U.S. Appeals Court Decision on New SEC Private Fund Advisers Rules: What It Means for LPs and GPs
5th U.S. Circuit Court of Appeals rules in favor of six private equity and hedge fund groups who say the SEC exceeded authority to regulate private funds.
On June 5, 2024, a federal appeals court in New Orleans ruled 3-0 to vacate the Private Fund Advisers Rules (PFAR) adopted by the Securities and Exchange Commission (SEC) last August. The rules would have required private equity funds, hedge funds, venture capital funds and managers of funds for institutional investors such as pension funds and endowments, among others, to disclose quarterly expenses and fees to investors for greater transparency into private funds.
A group of associations representing the private fund industry argued in front of a three-judge panel that the SEC overreached its statutory authority with PFAR, and that the new rules only applied to retail customers (e.g., mutual funds). The court concurred, stating that the law was intended to protect mutual fund and other public securities investors, rather than those investing in private equity firms and hedge funds.
The backstory
In August 2023, the SEC enhanced its regulatory overview of private fund advisers and adopted the Private Fund Advisers Rules in a bid to improve transparency, fairness and accountability and bring more uniformity to investor reporting. Set to take effect in early 2025, the rules prompted a rush among private fund managers to comply with new regulations, including issuing quarterly fee and performance reports, annual audits and maintaining comprehensive records of changes to policies and procedures.
More specifically, the new rules included five sets of regulations: the Restricted Activities Rule, Audit Rule and Adviser-Led Secondary Rule, Preferential Treatment Rule, and the Quarterly Statement Rule — the last two causing the biggest upheaval among U.S.-based general partners (GPs) we interviewed for our Unpacking New SEC Rules For Private Advisers white paper.

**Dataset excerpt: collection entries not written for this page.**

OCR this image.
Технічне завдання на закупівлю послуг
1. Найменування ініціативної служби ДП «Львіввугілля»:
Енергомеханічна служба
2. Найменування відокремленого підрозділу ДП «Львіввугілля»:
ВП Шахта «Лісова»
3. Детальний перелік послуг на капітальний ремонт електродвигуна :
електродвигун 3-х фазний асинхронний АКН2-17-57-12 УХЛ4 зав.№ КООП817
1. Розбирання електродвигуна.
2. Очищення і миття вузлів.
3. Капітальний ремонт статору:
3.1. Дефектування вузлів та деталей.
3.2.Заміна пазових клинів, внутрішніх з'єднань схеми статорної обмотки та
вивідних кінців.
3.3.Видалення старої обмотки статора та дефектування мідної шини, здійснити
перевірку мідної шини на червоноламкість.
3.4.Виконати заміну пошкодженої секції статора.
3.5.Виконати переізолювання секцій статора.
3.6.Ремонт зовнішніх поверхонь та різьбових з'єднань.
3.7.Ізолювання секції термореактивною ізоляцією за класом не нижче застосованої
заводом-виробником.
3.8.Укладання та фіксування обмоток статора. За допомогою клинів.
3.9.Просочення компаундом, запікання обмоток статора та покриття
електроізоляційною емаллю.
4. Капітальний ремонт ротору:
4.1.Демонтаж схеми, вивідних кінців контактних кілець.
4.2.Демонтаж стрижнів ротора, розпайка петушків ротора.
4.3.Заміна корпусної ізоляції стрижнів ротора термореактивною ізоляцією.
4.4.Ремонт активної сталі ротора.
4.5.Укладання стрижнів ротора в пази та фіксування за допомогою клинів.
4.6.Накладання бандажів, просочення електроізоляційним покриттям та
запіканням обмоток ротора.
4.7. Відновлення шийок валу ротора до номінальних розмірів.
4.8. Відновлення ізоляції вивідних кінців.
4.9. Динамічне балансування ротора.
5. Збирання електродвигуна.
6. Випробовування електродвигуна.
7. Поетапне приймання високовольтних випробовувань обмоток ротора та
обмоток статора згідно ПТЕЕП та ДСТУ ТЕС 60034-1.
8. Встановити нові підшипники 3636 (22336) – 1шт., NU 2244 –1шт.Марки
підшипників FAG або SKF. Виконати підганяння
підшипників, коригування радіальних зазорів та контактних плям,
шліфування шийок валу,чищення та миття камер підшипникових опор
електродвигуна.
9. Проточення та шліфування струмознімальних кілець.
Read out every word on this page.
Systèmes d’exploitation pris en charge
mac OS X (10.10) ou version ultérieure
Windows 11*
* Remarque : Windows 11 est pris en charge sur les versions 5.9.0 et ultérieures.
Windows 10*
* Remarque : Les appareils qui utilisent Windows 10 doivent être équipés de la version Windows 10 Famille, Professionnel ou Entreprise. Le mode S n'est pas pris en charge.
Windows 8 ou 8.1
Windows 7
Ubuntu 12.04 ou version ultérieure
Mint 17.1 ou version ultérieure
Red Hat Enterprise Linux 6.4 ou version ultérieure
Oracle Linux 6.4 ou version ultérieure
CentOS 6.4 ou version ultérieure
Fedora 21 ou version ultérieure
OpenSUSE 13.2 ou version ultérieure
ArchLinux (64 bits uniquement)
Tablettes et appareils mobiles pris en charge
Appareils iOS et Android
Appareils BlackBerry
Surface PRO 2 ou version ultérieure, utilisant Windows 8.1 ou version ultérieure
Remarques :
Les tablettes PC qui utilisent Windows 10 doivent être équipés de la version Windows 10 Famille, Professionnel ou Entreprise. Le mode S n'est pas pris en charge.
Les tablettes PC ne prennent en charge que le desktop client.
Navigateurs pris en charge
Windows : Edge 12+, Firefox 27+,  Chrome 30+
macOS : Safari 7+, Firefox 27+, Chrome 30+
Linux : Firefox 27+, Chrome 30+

The regulations drew immediate criticism from associations representing the nearly USD 27 trillion industry, which expressed concern regarding the operational burden the rules would bring for fund managers. Although the SEC adopted amendments to the rules, loosening up its initial proposal, a lawsuit challenging the rule was in place, citing, in part, anticipated increased operating costs from quarterly disclosures and performance calculation headaches.
The other side
Opponents of the court’s ruling believe the decision would ultimately hurt ordinary investors who have indirect exposure to private funds through pension and retirement plans.

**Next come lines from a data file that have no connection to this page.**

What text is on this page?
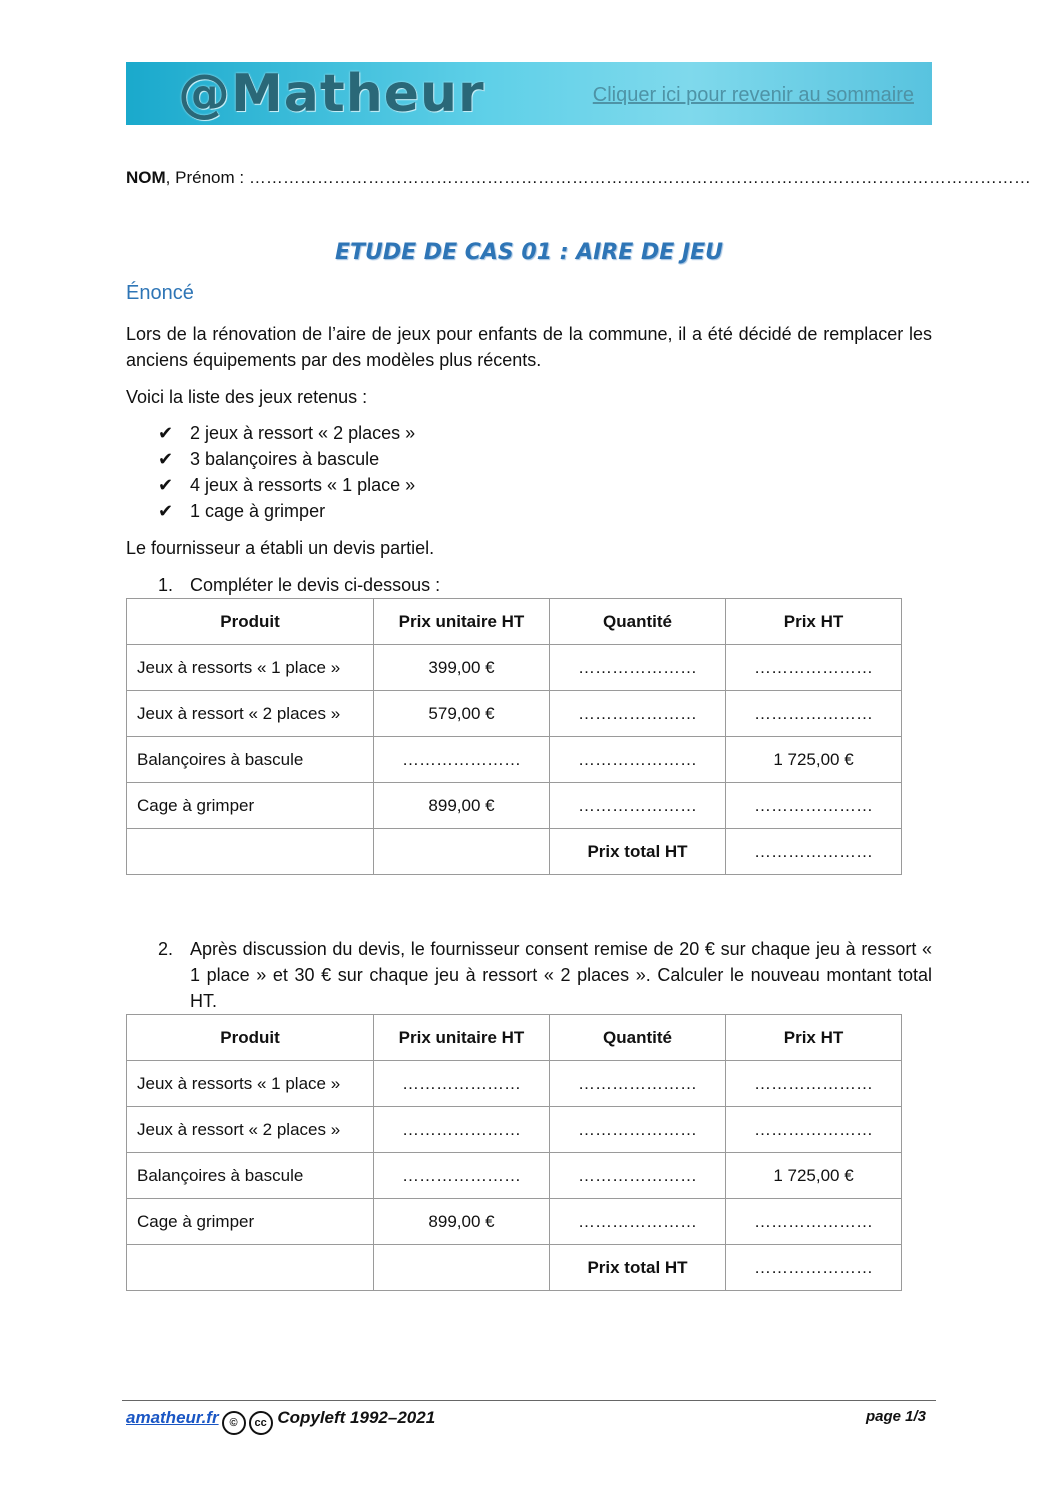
@Matheur	Cliquer ici pour revenir au sommaire
NOM, Prénom : …………………………………………………………………………………………………………………………
ETUDE DE CAS 01 : AIRE DE JEU
Énoncé
Lors de la rénovation de l’aire de jeux pour enfants de la commune, il a été décidé de remplacer les anciens équipements par des modèles plus récents.
Voici la liste des jeux retenus :
✔ 2 jeux à ressort « 2 places »
✔ 3 balançoires à bascule
✔ 4 jeux à ressorts « 1 place »
✔ 1 cage à grimper
Le fournisseur a établi un devis partiel.
1. Compléter le devis ci-dessous :
Produit	Prix unitaire HT	Quantité	Prix HT
Jeux à ressorts « 1 place »	399,00 €	…………………	…………………
Jeux à ressort « 2 places »	579,00 €	…………………	…………………
Balançoires à bascule	…………………	…………………	1 725,00 €
Cage à grimper	899,00 €	…………………	…………………
		Prix total HT	…………………
2. Après discussion du devis, le fournisseur consent remise de 20 € sur chaque jeu à ressort « 1 place » et 30 € sur chaque jeu à ressort « 2 places ». Calculer le nouveau montant total HT.
Produit	Prix unitaire HT	Quantité	Prix HT
Jeux à ressorts « 1 place »	…………………	…………………	…………………
Jeux à ressort « 2 places »	…………………	…………………	…………………
Balançoires à bascule	…………………	…………………	1 725,00 €
Cage à grimper	899,00 €	…………………	…………………
		Prix total HT	…………………
amatheur.fr © cc Copyleft 1992–2021	page 1/3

Advocates of greater transparency in the financial markets, like the Institutional Limited Partners Association (ILPA), say they will continue to work on the next evolution of ILPA reporting templates as planned:
“Since its proposal more than two years ago, we viewed the U.S. SEC's Private Fund Advisers (PFA) rules as addressing three primary areas that pose risks to both LPs and the industry: lack of transparency, conflicts of interest, and the lack of effective internal governance mechanisms to protect the capital managed by private funds. In particular, ILPA regarded the Quarterly Statements rule as a catalyst necessary to accelerate the industry’s adoption of minimum reporting standards that promised real cross-industry benefits. While the PFA has been vacated, our work on the next evolution of ILPA reporting templates will continue as planned.” – ILPA
What’s next?
The SEC is reviewing the decision and determining its next steps, with the option to appeal to the U.S. Supreme Court within 90 days of the ruling. The U.S. appeals court’s ruling was effective immediately upon filing.
As the SEC reviews its next steps, LPs can expect continued efforts to enhance transparency and protect their investments. Meanwhile, GPs should stay engaged in shaping fair and effective regulatory frameworks that support innovation and growth in private equity and hedge funds.